Entro novembre Mauro Morandi, il "custode di Budelli", dovrà fare le valigie e lasciare la sua amata isola, la gemma più preziosa dell'Arcipelago di La Maddalena, famosa per la spiaggia rosa. Nelle prossime settimane, infatti, cominceranno i lavori di demolizione e ristrutturazione della casa dove Morandi, classe 1938, ha vissuto per 28 anni, sostituendo il precedente custode quando ancora l'isola era di proprietà privata. Il progetto prevede la demolizione di alcuni edifici costruiti abusivamente e che sono stati adibiti a magazzini.

In totale dovranno essere buttati giù circa 70 metri cubi di volumetria su un totale di 268. I lavori interesseranno anche l'abitazione che ospita Morandi. "Occorre rifare tutti gli impianti, sia quello elettrico che quello idrico, è necessario rendere l'edificio abitabile a tutti gli effetti", spiega all'ANSA il commissario dell'Ente Parco, il comandante della Capitaneria di porto di La Maddalena Leonardo Deri.

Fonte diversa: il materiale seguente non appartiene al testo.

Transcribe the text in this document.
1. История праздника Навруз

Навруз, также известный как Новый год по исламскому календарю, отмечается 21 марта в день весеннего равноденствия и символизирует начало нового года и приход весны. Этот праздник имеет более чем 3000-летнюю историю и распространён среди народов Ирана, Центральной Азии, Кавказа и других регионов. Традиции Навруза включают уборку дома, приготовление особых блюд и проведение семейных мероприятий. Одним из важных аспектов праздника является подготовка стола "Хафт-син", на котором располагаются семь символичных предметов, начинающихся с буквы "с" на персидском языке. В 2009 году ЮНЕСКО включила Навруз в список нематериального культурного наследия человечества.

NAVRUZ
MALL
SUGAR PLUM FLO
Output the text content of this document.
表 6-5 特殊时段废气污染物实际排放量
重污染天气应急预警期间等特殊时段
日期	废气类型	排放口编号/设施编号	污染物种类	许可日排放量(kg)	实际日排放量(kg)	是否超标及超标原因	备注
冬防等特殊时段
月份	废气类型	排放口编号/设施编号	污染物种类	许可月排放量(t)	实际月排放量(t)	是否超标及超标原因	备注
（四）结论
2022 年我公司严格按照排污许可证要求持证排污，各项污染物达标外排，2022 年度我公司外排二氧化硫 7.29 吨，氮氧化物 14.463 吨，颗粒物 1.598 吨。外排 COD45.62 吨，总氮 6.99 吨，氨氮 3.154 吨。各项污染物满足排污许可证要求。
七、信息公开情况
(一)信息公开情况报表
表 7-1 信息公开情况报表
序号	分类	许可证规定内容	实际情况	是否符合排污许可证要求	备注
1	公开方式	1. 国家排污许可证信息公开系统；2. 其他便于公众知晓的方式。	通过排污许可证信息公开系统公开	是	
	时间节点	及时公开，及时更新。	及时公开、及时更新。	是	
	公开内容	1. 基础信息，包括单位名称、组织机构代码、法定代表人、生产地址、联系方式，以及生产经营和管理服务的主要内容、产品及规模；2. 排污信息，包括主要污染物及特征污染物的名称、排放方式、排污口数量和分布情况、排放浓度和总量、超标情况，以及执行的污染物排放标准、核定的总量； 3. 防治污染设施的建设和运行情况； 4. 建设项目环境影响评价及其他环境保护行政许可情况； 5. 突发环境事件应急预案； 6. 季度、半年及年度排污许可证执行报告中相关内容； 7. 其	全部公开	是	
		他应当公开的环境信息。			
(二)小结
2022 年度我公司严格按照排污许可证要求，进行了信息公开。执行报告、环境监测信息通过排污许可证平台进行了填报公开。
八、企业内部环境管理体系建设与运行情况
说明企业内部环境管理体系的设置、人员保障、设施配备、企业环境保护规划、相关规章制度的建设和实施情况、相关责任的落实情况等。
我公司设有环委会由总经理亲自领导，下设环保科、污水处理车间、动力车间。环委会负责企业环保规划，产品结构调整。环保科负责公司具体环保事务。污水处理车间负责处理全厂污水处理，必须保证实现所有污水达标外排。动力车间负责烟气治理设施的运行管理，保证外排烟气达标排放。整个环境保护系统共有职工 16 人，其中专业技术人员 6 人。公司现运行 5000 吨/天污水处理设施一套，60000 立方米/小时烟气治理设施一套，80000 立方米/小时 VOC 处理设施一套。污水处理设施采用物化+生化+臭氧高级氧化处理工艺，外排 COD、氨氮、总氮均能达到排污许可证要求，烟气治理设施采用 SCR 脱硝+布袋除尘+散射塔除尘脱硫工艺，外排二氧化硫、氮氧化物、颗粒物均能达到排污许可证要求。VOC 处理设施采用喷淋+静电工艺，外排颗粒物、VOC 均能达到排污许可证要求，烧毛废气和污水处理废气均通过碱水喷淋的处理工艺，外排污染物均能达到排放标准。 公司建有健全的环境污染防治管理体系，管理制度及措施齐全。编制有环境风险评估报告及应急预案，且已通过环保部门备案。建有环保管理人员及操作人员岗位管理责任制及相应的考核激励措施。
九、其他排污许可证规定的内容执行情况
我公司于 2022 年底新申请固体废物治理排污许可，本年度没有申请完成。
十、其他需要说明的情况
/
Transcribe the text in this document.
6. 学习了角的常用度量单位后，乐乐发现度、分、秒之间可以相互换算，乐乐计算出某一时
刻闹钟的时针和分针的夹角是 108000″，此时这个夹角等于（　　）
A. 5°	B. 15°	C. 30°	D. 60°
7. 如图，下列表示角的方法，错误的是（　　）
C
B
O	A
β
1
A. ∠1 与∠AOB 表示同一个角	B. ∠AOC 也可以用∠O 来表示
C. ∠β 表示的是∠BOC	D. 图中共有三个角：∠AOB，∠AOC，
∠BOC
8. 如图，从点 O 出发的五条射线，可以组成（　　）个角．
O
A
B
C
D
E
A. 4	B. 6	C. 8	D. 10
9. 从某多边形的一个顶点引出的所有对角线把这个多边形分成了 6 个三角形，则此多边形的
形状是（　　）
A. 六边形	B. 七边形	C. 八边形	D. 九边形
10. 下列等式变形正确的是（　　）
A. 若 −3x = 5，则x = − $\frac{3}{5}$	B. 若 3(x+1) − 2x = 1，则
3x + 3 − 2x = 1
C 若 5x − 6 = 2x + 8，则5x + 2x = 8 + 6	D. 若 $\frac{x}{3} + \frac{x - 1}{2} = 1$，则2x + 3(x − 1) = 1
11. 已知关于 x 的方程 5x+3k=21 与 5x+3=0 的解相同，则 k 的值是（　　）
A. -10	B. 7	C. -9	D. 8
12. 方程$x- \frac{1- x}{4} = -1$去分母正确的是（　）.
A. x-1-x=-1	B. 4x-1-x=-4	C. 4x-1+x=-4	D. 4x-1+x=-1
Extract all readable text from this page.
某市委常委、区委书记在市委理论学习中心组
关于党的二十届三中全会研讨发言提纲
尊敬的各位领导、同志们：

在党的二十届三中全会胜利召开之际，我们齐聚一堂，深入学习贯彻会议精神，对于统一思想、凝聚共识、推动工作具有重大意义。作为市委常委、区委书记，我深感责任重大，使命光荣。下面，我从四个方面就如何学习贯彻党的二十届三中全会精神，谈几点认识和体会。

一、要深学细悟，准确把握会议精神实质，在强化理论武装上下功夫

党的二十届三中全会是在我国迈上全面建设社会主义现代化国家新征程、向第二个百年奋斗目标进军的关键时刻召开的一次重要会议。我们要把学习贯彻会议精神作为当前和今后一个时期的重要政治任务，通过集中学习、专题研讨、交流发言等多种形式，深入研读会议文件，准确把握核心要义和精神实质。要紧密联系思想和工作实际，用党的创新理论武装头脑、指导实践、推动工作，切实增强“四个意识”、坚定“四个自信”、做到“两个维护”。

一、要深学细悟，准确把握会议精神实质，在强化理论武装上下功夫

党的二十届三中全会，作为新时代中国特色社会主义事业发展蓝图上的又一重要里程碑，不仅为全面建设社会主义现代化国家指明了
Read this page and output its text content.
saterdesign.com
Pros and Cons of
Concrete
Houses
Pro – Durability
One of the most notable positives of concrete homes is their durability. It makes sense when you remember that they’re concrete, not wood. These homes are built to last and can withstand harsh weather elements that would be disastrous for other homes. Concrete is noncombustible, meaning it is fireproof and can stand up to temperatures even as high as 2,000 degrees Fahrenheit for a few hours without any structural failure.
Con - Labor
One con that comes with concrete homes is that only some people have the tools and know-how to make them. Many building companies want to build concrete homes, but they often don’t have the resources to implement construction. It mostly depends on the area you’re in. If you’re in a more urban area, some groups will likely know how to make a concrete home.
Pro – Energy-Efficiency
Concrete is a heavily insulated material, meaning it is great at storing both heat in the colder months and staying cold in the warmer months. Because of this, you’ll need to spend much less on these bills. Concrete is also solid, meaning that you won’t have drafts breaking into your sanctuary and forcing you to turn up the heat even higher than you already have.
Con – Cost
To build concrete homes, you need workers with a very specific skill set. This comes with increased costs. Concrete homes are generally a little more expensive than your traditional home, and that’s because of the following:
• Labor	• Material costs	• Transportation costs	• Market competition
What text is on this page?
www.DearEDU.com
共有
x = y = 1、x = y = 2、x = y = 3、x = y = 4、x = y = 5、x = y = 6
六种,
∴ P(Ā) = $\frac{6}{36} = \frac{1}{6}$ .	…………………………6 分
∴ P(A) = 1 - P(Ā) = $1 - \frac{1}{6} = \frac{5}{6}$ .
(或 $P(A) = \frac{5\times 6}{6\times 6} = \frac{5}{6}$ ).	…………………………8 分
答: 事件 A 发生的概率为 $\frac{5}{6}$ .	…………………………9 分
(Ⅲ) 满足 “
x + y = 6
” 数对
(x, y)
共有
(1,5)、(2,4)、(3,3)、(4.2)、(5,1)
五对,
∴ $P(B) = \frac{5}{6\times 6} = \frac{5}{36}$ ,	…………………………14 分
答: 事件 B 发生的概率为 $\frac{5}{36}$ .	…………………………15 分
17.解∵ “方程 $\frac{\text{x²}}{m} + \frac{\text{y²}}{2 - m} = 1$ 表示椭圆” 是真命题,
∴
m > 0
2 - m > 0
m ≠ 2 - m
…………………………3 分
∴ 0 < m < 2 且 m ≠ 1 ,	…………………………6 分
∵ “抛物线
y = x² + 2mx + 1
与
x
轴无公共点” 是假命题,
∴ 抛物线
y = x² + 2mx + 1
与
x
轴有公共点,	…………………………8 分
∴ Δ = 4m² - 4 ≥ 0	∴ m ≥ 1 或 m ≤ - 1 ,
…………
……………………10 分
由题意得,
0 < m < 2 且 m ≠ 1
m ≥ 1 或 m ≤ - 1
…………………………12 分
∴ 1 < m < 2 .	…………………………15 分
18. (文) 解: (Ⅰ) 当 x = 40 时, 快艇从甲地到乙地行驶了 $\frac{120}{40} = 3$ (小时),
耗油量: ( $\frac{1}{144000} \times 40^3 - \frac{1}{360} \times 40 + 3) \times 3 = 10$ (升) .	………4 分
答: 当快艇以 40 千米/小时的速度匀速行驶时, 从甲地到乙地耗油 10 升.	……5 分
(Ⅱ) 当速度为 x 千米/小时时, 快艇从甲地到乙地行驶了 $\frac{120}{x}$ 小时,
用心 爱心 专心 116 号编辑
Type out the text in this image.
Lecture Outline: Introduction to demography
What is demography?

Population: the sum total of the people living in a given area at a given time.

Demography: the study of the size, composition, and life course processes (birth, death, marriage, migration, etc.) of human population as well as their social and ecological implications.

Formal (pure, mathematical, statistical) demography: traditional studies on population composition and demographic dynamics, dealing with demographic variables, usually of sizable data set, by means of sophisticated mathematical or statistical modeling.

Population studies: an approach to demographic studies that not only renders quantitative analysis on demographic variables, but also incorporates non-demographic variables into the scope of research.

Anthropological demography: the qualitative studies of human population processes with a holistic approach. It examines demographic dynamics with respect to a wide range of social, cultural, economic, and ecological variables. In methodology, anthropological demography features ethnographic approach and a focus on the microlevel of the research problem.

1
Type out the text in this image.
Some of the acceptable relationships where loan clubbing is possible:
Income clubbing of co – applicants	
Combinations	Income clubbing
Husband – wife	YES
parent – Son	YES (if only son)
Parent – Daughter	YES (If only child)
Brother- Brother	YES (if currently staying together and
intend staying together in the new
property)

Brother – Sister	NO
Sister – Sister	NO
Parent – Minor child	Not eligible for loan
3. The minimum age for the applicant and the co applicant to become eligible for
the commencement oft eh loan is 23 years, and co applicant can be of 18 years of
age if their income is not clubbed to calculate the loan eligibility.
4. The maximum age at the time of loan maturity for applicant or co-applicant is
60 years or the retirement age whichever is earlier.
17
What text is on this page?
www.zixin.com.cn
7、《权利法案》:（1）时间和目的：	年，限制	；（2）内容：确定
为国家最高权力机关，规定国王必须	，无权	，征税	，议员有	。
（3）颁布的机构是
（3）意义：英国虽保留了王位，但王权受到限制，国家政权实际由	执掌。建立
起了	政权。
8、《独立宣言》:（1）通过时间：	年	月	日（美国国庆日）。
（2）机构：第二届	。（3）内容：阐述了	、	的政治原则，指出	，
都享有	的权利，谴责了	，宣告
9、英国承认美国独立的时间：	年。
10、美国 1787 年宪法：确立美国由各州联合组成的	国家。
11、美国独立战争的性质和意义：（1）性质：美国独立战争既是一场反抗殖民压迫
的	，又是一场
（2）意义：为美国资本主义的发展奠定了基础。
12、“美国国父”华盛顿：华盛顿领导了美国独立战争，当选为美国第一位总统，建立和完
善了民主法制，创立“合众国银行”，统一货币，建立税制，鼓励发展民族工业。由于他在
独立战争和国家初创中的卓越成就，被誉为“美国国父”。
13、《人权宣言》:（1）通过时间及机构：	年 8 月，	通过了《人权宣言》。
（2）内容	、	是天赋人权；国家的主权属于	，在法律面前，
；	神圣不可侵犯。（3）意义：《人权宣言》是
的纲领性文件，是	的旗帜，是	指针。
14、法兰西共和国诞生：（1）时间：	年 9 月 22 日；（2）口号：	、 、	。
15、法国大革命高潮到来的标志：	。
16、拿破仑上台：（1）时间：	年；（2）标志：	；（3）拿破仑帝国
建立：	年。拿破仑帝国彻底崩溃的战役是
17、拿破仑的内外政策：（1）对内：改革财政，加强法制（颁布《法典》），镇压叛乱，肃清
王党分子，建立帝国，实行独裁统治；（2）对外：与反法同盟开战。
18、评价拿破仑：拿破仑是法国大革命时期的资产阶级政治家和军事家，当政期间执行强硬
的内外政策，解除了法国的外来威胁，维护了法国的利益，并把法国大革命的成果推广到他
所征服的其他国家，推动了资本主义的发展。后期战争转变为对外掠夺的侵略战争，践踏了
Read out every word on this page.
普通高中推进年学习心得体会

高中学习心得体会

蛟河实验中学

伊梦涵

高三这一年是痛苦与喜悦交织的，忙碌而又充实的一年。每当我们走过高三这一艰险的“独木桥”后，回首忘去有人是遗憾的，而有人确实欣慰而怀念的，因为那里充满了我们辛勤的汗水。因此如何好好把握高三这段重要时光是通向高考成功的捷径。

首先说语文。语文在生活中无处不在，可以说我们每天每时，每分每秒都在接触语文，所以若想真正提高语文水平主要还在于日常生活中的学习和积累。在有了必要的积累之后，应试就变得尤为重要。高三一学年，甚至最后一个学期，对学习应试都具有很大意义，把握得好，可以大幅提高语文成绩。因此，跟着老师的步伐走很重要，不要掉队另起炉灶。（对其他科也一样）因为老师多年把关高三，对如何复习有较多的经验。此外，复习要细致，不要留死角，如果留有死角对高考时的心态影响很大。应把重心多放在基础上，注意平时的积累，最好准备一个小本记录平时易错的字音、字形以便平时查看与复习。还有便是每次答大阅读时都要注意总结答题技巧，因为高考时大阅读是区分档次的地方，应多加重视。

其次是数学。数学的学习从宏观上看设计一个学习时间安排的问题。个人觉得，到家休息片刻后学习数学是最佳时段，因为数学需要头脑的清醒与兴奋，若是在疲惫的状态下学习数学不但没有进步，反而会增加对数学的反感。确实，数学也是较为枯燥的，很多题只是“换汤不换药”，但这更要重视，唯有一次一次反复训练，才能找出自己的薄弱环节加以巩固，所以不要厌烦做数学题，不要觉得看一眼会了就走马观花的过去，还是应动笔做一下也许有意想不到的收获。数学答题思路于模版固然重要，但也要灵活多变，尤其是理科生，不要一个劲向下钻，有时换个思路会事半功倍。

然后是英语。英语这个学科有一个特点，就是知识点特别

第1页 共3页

Morandi dovrà dunque lasciare la casa e l'area dove a breve ci sarà il cantiere. "Si tratta di attendere fino alla prossima primavera, quando è prevista la fine dei lavori", precisa il comandante Deri. Ma il custode è preoccupato, non tanto per la necessità di trovare un alloggio alternativo, lontano dalla sua Budelli, quanto per l'eventualità, non troppo remota, che i tempi di esecuzione dei lavori si allunghino.

Il comandante Deri ha deciso che il custode di Budelli potrà restare nella casa sull'isola che ora è di proprietà dello Stato. Ma il suo mandato scadrà il 7 dicembre e Morandi teme che il successore possa essere meno sensibile dell'attuale commissario del Parco.